How do you view Sergey’s overall skill-set? Assuming you’ve watched the tape and identified holes, where do you think his strengths lie? What does Dwight Grant need to be careful of on fight night?
This is going to sound foolish, but I need to be careful not to be too careful. I like to watch my opponents in the ring and get a feel for their style. I don’t want to get into that fight and not take action. This fight is mine for the taking.
I like to ask for all the gamers who follow you, those who just don’t understand gaming, why people spend hours doing so. Why is gaming such an important downtime for you away from fighting? Tell us what you’re going to game at the moment is?
I could write an essay on this question. To sum it up, I would say it keeps my mind fully engaged long enough for me to pick apart the things I don’t want to think about or sometimes feel during injuries or weight cuts. I like to think, and I can get carried away if I’m not occupied. Also, I love good stories, and video games have a bunch of those. Right now, I’m playing a lot of Apex legends, Elden Ring, Chrono Trigger and a slew of other retro JRPGs. I’m trying to finish some games from my backlog so I can finish Persona 5 Royal and Shin Megami Tensei V.
Lastly, why should fans tune in and watch Dwight Grant compete this Saturday in Las Vegas? What can we expect?

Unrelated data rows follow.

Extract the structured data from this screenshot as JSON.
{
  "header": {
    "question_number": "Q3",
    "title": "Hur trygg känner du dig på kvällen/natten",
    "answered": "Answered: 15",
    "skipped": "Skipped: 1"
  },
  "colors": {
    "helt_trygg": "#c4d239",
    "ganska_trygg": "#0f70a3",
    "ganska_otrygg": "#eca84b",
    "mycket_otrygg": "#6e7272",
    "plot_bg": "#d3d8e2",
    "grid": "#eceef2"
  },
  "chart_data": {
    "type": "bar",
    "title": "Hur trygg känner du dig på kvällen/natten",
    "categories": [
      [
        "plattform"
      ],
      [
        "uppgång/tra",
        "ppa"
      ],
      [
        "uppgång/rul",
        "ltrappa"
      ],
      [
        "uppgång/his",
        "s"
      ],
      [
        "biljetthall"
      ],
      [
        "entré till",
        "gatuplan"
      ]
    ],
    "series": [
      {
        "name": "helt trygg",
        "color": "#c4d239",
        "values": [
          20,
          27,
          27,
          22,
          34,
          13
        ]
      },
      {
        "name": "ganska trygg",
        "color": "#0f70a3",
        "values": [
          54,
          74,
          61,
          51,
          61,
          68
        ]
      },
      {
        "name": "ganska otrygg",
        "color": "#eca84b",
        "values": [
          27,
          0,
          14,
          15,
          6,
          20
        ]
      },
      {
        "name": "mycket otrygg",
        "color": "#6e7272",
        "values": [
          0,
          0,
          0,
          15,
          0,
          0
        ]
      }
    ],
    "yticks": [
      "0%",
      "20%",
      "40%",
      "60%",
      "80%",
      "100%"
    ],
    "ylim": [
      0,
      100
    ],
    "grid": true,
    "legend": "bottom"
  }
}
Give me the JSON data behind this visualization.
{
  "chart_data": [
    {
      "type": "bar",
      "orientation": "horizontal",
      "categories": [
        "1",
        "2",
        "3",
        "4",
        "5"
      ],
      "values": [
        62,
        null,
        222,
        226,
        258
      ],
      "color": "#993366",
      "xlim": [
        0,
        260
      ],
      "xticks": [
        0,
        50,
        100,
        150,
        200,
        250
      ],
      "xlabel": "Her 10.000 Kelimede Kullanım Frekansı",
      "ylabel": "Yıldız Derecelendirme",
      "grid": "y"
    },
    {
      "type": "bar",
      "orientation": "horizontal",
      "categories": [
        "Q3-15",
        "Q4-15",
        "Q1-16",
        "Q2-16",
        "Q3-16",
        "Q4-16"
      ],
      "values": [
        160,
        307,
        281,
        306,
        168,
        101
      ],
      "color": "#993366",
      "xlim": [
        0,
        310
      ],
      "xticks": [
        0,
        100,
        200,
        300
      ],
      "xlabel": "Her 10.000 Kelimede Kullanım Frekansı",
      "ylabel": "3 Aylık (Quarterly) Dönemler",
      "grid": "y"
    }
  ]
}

Fans should tune in because this could potentially be one of my best performances to date. Also, I know people like stand up fights, and I’m definitely bringing a love of kickboxing to this match. I think the best reason to watch any of my fights beyond just wanting to see action is that I come from a traditional martial arts background, and I combine a lot of more modern styles with the arts I love and make for an interesting match. This fight feels like it’s going to be a perfect example of that.